Bird and the Bees (and vibrating toothbrushes)

Despite the title, this isn’t an urban legend about college initiation ceremonies, but it does get a little fruity! Today children, we’re going to talk about reproduction… in this case fruit and veg.

A bumblebee in my parent's garden

A bumblebee in my parent's garden

One of the challenges for many urban farmers is ensuring the flowers that will turn to fruits or veg pollinate. Insects are our friends here, with bees first amongst equals. Bees, butterflies and other beautiful little flying things cover themselves in the ripe pollen from the anther (‘male’ filaments inside a flower) and then deposit this pollen in the pistil (which includes the entry point stigma and fertilisation point, the ovary). But bees are in decline. This is rightly grabbing headlines and the attention of the likes of Greenpeace. Additionally, urban environments, particularly indoors and high-rise are hardly insect-rich habitats, compounding the issue.

Pollination put simply by http://easyscienceforkids.com/

Pollination put simply by http://easyscienceforkids.com/

I have to be a little careful here about what I write of my adopted home, Singapore, but the weekly ‘fogging’ – a euphemism for spraying pesticide everywhere, reportedly to stem the disease-bearing mosquito population – also impacts other insects.
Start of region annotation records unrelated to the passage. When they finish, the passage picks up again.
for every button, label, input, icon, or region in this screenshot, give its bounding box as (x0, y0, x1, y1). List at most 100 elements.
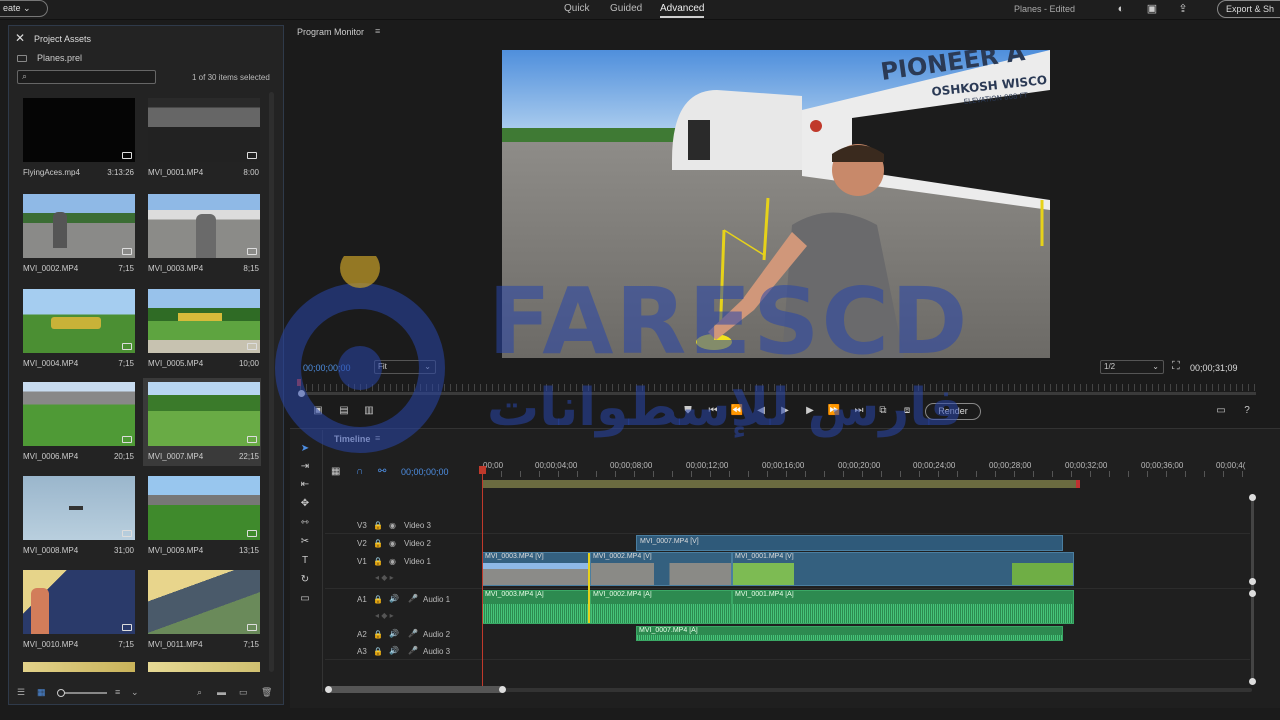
lock-icon[interactable]: 🔒 (373, 630, 383, 639)
rate-stretch-icon[interactable]: ⇿ (298, 517, 312, 531)
clip-v1-mvi-0002[interactable]: MVI_0002.MP4 [V] (590, 552, 732, 586)
asset-item-selected[interactable]: MVI_0007.MP4 22;15 (143, 378, 261, 466)
scroll-knob[interactable] (1249, 678, 1256, 685)
clip-label: MVI_0002.MP4 [V] (593, 553, 652, 560)
scroll-knob[interactable] (1249, 494, 1256, 501)
clip-a1-mvi-0001[interactable]: MVI_0001.MP4 [A] (732, 590, 1074, 624)
asset-thumbnail-partial[interactable] (148, 662, 260, 672)
asset-item[interactable]: MVI_0005.MP4 10;00 (143, 285, 261, 373)
asset-item[interactable]: MVI_0006.MP4 20;15 (18, 378, 136, 466)
mic-icon[interactable]: 🎤 (408, 646, 418, 655)
resolution-dropdown[interactable]: 1/2 ⌄ (1100, 360, 1164, 374)
timeline-zoom-bar[interactable] (328, 686, 504, 693)
asset-item[interactable]: FlyingAces.mp4 3:13:26 (18, 94, 136, 182)
create-button[interactable]: eate ⌄ (0, 0, 48, 17)
timeline-timecode[interactable]: 00;00;00;00 (401, 467, 449, 477)
new-item-icon[interactable]: ▭ (239, 687, 248, 698)
track-id-a2[interactable]: A2 (357, 630, 367, 639)
clip-a1-mvi-0003[interactable]: MVI_0003.MP4 [A] (482, 590, 590, 624)
rolling-edit-icon[interactable]: ✥ (298, 498, 312, 512)
track-id-v1[interactable]: V1 (357, 557, 367, 566)
tab-quick[interactable]: Quick (564, 3, 590, 14)
speaker-icon[interactable]: 🔊 (389, 594, 399, 603)
asset-item[interactable]: MVI_0004.MP4 7;15 (18, 285, 136, 373)
asset-name: MVI_0009.MP4 (148, 546, 204, 555)
scroll-knob[interactable] (1249, 590, 1256, 597)
zoom-handle[interactable] (325, 686, 332, 693)
lock-icon[interactable]: 🔒 (373, 539, 383, 548)
share-icon[interactable]: ⇪ (1177, 3, 1189, 15)
speaker-icon[interactable]: 🔊 (389, 629, 399, 638)
work-area-bar[interactable] (482, 480, 1080, 488)
asset-item[interactable]: MVI_0010.MP4 7;15 (18, 566, 136, 654)
edit-point-marker (588, 553, 590, 623)
asset-thumbnail-partial[interactable] (23, 662, 135, 672)
monitor-view-icon[interactable]: ▭ (1214, 405, 1228, 416)
linked-selection-icon[interactable]: ⚯ (378, 466, 386, 477)
asset-item[interactable]: MVI_0002.MP4 7;15 (18, 190, 136, 278)
clip-a2-mvi-0007[interactable]: MVI_0007.MP4 [A] (636, 626, 1063, 641)
rotate-icon[interactable]: ↻ (298, 574, 312, 588)
keyframe-nav-icon[interactable]: ◂ ◆ ▸ (375, 573, 394, 582)
fullscreen-icon[interactable]: ⛶ (1172, 360, 1180, 373)
asset-duration: 3:13:26 (107, 168, 134, 177)
save-icon[interactable]: ▣ (1146, 3, 1158, 15)
tab-guided[interactable]: Guided (610, 3, 642, 14)
nest-icon[interactable]: ▦ (331, 466, 340, 477)
keyframe-nav-icon[interactable]: ◂ ◆ ▸ (375, 611, 394, 620)
zoom-handle[interactable] (499, 686, 506, 693)
tab-advanced[interactable]: Advanced (660, 3, 705, 18)
track-id-a1[interactable]: A1 (357, 595, 367, 604)
asset-name: MVI_0006.MP4 (23, 452, 79, 461)
clip-v1-mvi-0001[interactable]: MVI_0001.MP4 [V] (732, 552, 1074, 586)
track-id-a3[interactable]: A3 (357, 647, 367, 656)
eye-icon[interactable]: ◉ (389, 557, 396, 566)
lock-icon[interactable]: 🔒 (373, 647, 383, 656)
mic-icon[interactable]: 🎤 (408, 629, 418, 638)
clip-a1-mvi-0002[interactable]: MVI_0002.MP4 [A] (590, 590, 732, 624)
asset-thumbnail (23, 98, 135, 162)
asset-item[interactable]: MVI_0011.MP4 7;15 (143, 566, 261, 654)
lock-icon[interactable]: 🔒 (373, 521, 383, 530)
asset-item[interactable]: MVI_0008.MP4 31;00 (18, 472, 136, 560)
lock-icon[interactable]: 🔒 (373, 557, 383, 566)
panel-menu-icon[interactable]: ≡ (375, 26, 380, 36)
clip-v1-mvi-0003[interactable]: MVI_0003.MP4 [V] (482, 552, 590, 586)
project-file-name: Planes.prel (37, 53, 83, 63)
search-input[interactable]: ⌕ (17, 70, 156, 84)
asset-item[interactable]: MVI_0001.MP4 8:00 (143, 94, 261, 182)
asset-item[interactable]: MVI_0003.MP4 8;15 (143, 190, 261, 278)
export-share-button[interactable]: Export & Sh (1217, 0, 1280, 18)
sort-icon[interactable]: ≡ (115, 687, 120, 697)
grid-view-icon[interactable]: ▦ (37, 687, 46, 698)
ripple-edit-icon[interactable]: ⇤ (298, 479, 312, 493)
close-icon[interactable]: ✕ (15, 31, 25, 45)
speaker-icon[interactable]: 🔊 (389, 646, 399, 655)
lock-icon[interactable]: 🔒 (373, 595, 383, 604)
clip-thumbnail-strip (733, 563, 1073, 585)
eye-icon[interactable]: ◉ (389, 521, 396, 530)
track-select-icon[interactable]: ⇥ (298, 461, 312, 475)
mic-icon[interactable]: 🎤 (408, 594, 418, 603)
track-id-v2[interactable]: V2 (357, 539, 367, 548)
timeline-playhead[interactable] (482, 468, 483, 686)
list-view-icon[interactable]: ☰ (17, 687, 25, 698)
new-bin-icon[interactable]: ▬ (217, 687, 226, 697)
chevron-down-icon[interactable]: ⌄ (131, 687, 139, 698)
razor-icon[interactable]: ✂ (298, 536, 312, 550)
snap-icon[interactable]: ∩ (356, 466, 363, 477)
zoom-slider[interactable] (61, 692, 107, 694)
scroll-knob[interactable] (1249, 578, 1256, 585)
timeline-ruler[interactable] (482, 471, 1252, 477)
delete-icon[interactable]: 🗑 (261, 687, 272, 698)
asset-item[interactable]: MVI_0009.MP4 13;15 (143, 472, 261, 560)
eye-icon[interactable]: ◉ (389, 539, 396, 548)
rectangle-tool-icon[interactable]: ▭ (298, 593, 312, 607)
contrast-icon[interactable]: ◐ (1115, 3, 1127, 15)
help-icon[interactable]: ? (1240, 405, 1254, 416)
track-id-v3[interactable]: V3 (357, 521, 367, 530)
type-tool-icon[interactable]: T (298, 555, 312, 569)
clip-v2-mvi-0007[interactable]: MVI_0007.MP4 [V] (636, 535, 1063, 551)
zoom-slider-knob[interactable] (57, 689, 65, 697)
search-icon[interactable]: ⌕ (197, 687, 202, 698)
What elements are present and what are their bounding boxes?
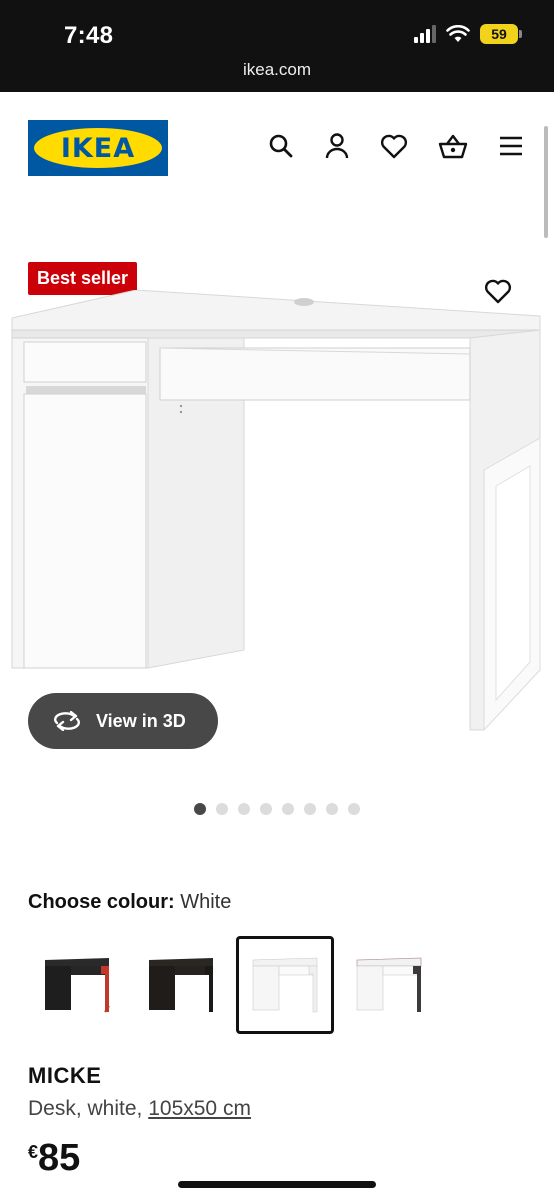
header-nav [268, 132, 524, 160]
desk-thumbnail [45, 958, 110, 1013]
product-description: Desk, white, 105x50 cm [28, 1097, 251, 1121]
gallery-dot[interactable] [347, 803, 360, 815]
product-gallery[interactable]: Best seller View in 3D [0, 240, 554, 780]
product-dimensions-link[interactable]: 105x50 cm [148, 1097, 251, 1120]
basket-icon[interactable] [438, 133, 468, 159]
wifi-icon [446, 25, 470, 42]
colour-value: White [180, 891, 232, 913]
logo-text: IKEA [60, 132, 136, 164]
signal-icon [414, 25, 436, 43]
gallery-dot[interactable] [259, 803, 272, 815]
rotate-3d-icon [54, 711, 80, 731]
site-header: IKEA [0, 92, 554, 222]
desk-thumbnail [356, 957, 422, 1012]
heart-icon[interactable] [380, 133, 408, 159]
battery-icon: 59 [480, 24, 522, 44]
colour-swatches [28, 936, 438, 1034]
profile-icon[interactable] [324, 132, 350, 160]
status-bar: 7:48 59 ikea.com [0, 0, 554, 92]
gallery-dot[interactable] [325, 803, 338, 815]
status-icons: 59 [414, 24, 522, 44]
colour-heading: Choose colour: White [28, 891, 231, 914]
home-indicator[interactable] [178, 1181, 376, 1188]
logo-oval: IKEA [34, 128, 162, 168]
price-currency: € [28, 1142, 39, 1162]
view-in-3d-button[interactable]: View in 3D [28, 693, 218, 749]
swatch-white[interactable] [236, 936, 334, 1034]
view-in-3d-label: View in 3D [96, 710, 186, 731]
address-bar-url[interactable]: ikea.com [0, 60, 554, 80]
desk-thumbnail [252, 957, 318, 1013]
product-description-text: Desk, white, [28, 1097, 149, 1120]
product-price: € 85 [28, 1136, 80, 1180]
search-icon[interactable] [268, 133, 294, 159]
product-image-desk [11, 290, 541, 732]
product-name: MICKE [28, 1063, 102, 1088]
price-amount: 85 [38, 1137, 81, 1179]
gallery-dot[interactable] [303, 803, 316, 815]
colour-label: Choose colour: [28, 891, 175, 913]
gallery-dot[interactable] [281, 803, 294, 815]
gallery-pagination [0, 803, 554, 815]
swatch-black-brown-red[interactable] [28, 936, 126, 1034]
swatch-white-anthracite[interactable] [340, 936, 438, 1034]
desk-thumbnail [149, 958, 213, 1012]
swatch-black-brown[interactable] [132, 936, 230, 1034]
menu-icon[interactable] [498, 135, 524, 157]
status-time: 7:48 [64, 22, 114, 49]
page-scrollbar[interactable] [544, 126, 548, 238]
gallery-dot[interactable] [193, 803, 206, 815]
ikea-logo[interactable]: IKEA [28, 120, 168, 176]
gallery-dot[interactable] [237, 803, 250, 815]
gallery-dot[interactable] [215, 803, 228, 815]
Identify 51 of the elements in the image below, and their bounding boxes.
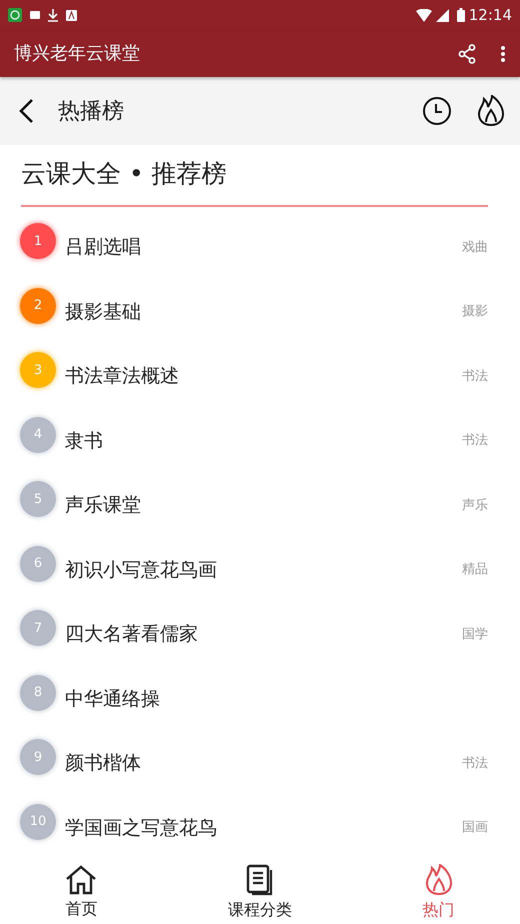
category-label: 书法 [462, 754, 488, 772]
course-title[interactable]: 书法章法概述 [65, 362, 179, 390]
category-label: 国画 [462, 819, 488, 837]
wifi-icon [416, 8, 432, 22]
rank-badge: 1 [20, 223, 56, 260]
share-icon[interactable] [458, 44, 476, 64]
download-icon [48, 8, 58, 22]
flame-icon[interactable] [476, 95, 506, 127]
course-title[interactable]: 学国画之写意花鸟 [65, 814, 217, 842]
rank-badge: 6 [20, 546, 56, 582]
list-heading: 云课大全 • 推荐榜 [21, 145, 488, 207]
course-title[interactable]: 隶书 [65, 426, 103, 455]
app-title: 博兴老年云课堂 [14, 42, 140, 66]
category-label: 精品 [462, 561, 488, 579]
course-title[interactable]: 吕剧选唱 [65, 233, 141, 262]
course-title[interactable]: 摄影基础 [65, 298, 141, 326]
category-label: 戏曲 [462, 238, 488, 256]
course-title[interactable]: 声乐课堂 [65, 491, 141, 520]
nav-tab[interactable]: 课程分类 [228, 864, 292, 920]
course-title[interactable]: 颜书楷体 [65, 749, 141, 778]
category-label: 声乐 [462, 496, 488, 514]
course-title[interactable]: 四大名著看儒家 [65, 620, 198, 648]
rank-badge: 5 [20, 481, 56, 518]
signal-icon [436, 8, 449, 22]
rank-badge: 7 [20, 610, 56, 646]
flame-icon [424, 864, 454, 896]
sd-card-icon [30, 10, 40, 20]
back-icon[interactable] [18, 98, 34, 124]
app-icon [66, 10, 77, 20]
battery-icon [456, 8, 465, 22]
rank-badge: 3 [20, 352, 56, 388]
category-label: 摄影 [462, 303, 488, 321]
app-icon [8, 8, 22, 22]
home-icon [65, 865, 98, 896]
more-menu-icon[interactable] [500, 44, 506, 62]
rank-badge: 9 [20, 739, 56, 776]
rank-badge: 2 [20, 288, 56, 324]
page-title: 热播榜 [58, 98, 124, 126]
nav-tab[interactable]: 首页 [65, 865, 98, 919]
category-label: 书法 [462, 368, 488, 386]
rank-badge: 4 [20, 416, 56, 453]
rank-badge: 8 [20, 674, 56, 711]
course-title[interactable]: 中华通络操 [65, 684, 160, 713]
history-clock-icon[interactable] [422, 96, 452, 126]
document-icon [246, 864, 274, 896]
course-title[interactable]: 初识小写意花鸟画 [65, 556, 217, 584]
nav-tab[interactable]: 热门 [422, 864, 455, 920]
clock-time: 12:14 [468, 4, 512, 26]
category-label: 书法 [462, 432, 488, 450]
category-label: 国学 [462, 626, 488, 644]
rank-badge: 10 [20, 804, 56, 840]
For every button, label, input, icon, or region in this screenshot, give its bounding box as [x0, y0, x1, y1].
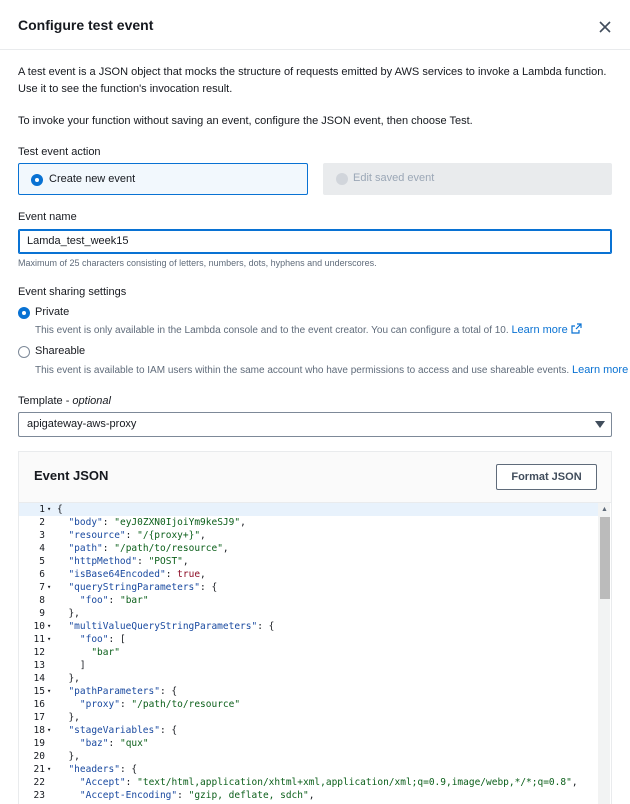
dialog-title: Configure test event	[18, 17, 154, 33]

While dengue, malaria and other mosquito-transmitted diseases are killers, let’s hope that the pioneering scientific research around rendering malaria-carrying mosquitos infertile might offer alternatives to indiscriminate insect chemical warfare. 

So, when one tomato started growing and the other flowers in that cluster did not, I realised I needed to do some ‘plant husbandry’. The role of plant sex therapist took me down an intriguing rabbit warren of internet research, and the more I researched artificial pollination the harder it became to resist innuendo. Some of the frontrunner options were:

  • The caveman: bash a couple of flowers together hoping anthers and pistils meet in violent union.
  • The whisperer: trust that nature’s gentle breeze will caress the delicate pollen into the willing pistil.
  • The fluffer: take a clean make-up brush and gently dust the flower’s interior, mingling the plant’s pollen around and hoping he or she likes being tickled.
  • The vibrator: use something gentle and oscillating placed against the outside of the flower to get the plant’s bit moving. Popular in Japan I hear…

I opted for the latter, and thankfully had a manky old electric toothbrush lying around. I am very bad at throwing away electronic goods, even when broken, as I harbour notions of one day being able to recycle them. For once, my hoarding paid off. This weak and barely functioning toothbrush was just about gentle enough to hopefully fake ‘self-pollination’ but without damaging the flower.